NEW Liverpool boss Brendan Rodgers has revealed it took three offers before he agreed to join the Reds – after refusing to work under a sporting director.
The 39-year-old successor to Kenny Dalglish spelled out his beliefs during negotiations on how to manage a club – and made it clear he would not want Louis van Gaal as the next appointment at Anfield.
Fenway Sports Group, the Reds’ American owners, are in the process of implementing a new management structure but such a framework will no longer include someone in a position of authority directly above Rodgers in the chain of command.
Rodgers, the club’s number one target, insisted on having complete control of all footballing matters at Liverpool. And though FSG say they were never steadfast in their desire for a sporting director, the ex Swansea City manager fought hard to accept the job on his terms.
Former Barcelona and Ajax coach Van Gaal had been heavily linked with taking a role upstairs at Anfield but Rodgers, in discussions with principal owner John W Henry and chairman Tom Werner, said he would be unwilling to take over from Dalglish if the Dutchman, or anyone else, was given the role.
The Reds’ new boss insists he is not a “power freak” but says, such a structure must already be in place before you appoint a new manager. Not the other way round.
Referring to the reaction after the dismissal of Kenny Dalglish and ‘phone calls’ that ensued, he added: “Among those mi llion phone calls are people who want to come in and tell them how to do things.
“The one thing I have recognised by talking to these people here is a real honesty. They have probably spoken to one or two people about certain roles but I wanted clarity on it and I didn’t agree until after three times.
“I wanted to make sure that was going to be the case, that I would be in charge of football matters; that I would control the team, control the work.
“And then what we have underpinning that is a team all with one vision – and one mentality. That is to make the first team better.
“If it was anything other than that, then I couldn’t have said yes. Because that’s not my strength.
“One of the things you need to do is to know yourself. And I know myself.
“I know what makes me work well and that wouldn’t have been a model I would have succeeded in.
“I have provided leadership all the way through myself. I am better when I have control.
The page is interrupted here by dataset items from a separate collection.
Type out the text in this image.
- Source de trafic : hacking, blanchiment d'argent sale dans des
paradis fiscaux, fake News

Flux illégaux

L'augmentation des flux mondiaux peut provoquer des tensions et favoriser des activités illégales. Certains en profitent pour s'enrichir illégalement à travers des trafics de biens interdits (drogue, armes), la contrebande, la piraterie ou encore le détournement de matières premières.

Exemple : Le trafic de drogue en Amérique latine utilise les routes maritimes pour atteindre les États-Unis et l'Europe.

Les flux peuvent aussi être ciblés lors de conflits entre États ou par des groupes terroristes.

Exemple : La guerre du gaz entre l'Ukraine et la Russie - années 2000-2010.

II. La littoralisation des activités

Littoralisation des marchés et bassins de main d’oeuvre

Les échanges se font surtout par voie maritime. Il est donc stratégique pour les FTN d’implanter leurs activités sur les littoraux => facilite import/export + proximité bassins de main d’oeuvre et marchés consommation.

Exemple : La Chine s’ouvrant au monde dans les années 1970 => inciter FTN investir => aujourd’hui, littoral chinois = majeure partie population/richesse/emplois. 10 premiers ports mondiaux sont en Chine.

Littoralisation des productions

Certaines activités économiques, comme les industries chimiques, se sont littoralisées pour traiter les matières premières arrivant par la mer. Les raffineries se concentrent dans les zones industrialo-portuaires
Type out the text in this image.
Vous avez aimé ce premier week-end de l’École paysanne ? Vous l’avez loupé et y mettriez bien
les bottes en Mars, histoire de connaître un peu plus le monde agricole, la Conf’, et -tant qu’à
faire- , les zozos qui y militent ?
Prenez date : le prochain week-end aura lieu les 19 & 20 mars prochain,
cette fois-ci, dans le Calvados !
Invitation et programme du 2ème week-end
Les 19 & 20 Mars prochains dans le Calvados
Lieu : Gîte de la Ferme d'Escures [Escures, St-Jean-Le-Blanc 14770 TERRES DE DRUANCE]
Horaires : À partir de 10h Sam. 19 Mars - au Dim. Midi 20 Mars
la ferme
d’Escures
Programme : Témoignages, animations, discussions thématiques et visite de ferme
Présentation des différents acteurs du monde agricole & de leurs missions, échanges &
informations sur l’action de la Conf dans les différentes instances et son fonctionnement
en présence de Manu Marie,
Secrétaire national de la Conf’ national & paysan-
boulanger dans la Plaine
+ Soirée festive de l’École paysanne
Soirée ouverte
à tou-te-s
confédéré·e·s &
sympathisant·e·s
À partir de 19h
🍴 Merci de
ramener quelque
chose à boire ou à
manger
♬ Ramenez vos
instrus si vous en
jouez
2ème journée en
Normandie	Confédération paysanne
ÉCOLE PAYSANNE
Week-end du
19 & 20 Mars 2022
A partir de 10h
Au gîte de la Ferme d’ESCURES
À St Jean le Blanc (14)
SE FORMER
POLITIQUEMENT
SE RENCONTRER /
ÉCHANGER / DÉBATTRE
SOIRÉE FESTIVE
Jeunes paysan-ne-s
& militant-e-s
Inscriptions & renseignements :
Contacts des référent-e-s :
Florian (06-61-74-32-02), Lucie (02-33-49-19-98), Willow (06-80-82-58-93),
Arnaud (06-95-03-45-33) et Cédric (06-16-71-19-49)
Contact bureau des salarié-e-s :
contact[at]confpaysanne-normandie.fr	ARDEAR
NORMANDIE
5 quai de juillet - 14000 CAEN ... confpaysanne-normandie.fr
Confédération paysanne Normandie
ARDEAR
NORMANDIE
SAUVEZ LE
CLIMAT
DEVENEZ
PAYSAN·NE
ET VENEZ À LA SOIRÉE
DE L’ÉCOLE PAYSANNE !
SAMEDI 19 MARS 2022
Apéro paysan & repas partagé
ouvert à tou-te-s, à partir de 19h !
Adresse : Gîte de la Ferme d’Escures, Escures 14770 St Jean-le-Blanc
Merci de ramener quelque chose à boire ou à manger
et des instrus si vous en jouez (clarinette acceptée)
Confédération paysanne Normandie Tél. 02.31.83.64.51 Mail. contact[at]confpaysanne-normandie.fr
“I am not a power freak. But my point is that I need to feel that I can manage it in terms of the team and I have a direct clear line through to the owners.
“Once that becomes hazed and grey, for me there is a problem. I don’t think it was a model the owners were set on, by any means. I think it’s one that people have come to them and suggested. They are still learning about the game.”
Liverpool have confirmed that instead, the role of sporting director will be divided amongst “key appointments” with Rodgers stressing the need for him to maintain overall control but work with a team of trusted experts in various fields.
“It’s very simple – you’ve got a manager and in and around that you’ve got different departments,” he said.
“When you are at a club of this status and of this size there’s no one person in charge of everything.
“I can’t do everything, that’s nigh on impossible, and that’s no different to any other top manager. They’ll manager their club – a Wenger for example – and then they’ll have a chief scout and heads of recruitment and heads of medical and he will manage that.
“Then obviously these people will go out and identify targets that fit the identity of the club and bring a list of three or four names, we’ll look at the value and worth and then you’ll make the decision as the manager because it’s absolute madness if you are the manager of the club and someone else tells you to have that player, it doesn’t work.
“I’ve had total clarity with that from the guys so I’ve got confidence that will remain.
“It was for this reason that I didn’t want to be sat up there, say what I’ve said and then in three weeks time Louis Van Gaal walks in the door. It does not work.”
Rodgers’ time at Chelsea, where worked in the youth and reserve set-ups, has given him a flavour of what life is like under a sporting director.
Frank Arnesen, who now occupies a similar role at Hamburg, spent a season at Stamford Bridge and Rodgers said it was a successful combination – but he prefers to work without one.
“I’ve worked with it before, don’t get with me wrong,” he added.
“I worked with Frank Arnesen at Chelsea and had a brilliant relationship with Frank.
“Frank came and was outside with me on the field as sporting director of Chelsea for a year and I still have a great relationship with him.
“It’s not that I can’t work with a sporting director, I’m open to the idea but I would obviously have to take stock.
“I feel that if you are going to do that as a club you have to do that first. That was my recommendation.
“If you want to have a sporting director, get him in and then you can pick your manager from there but if you do I won’t be the manager.”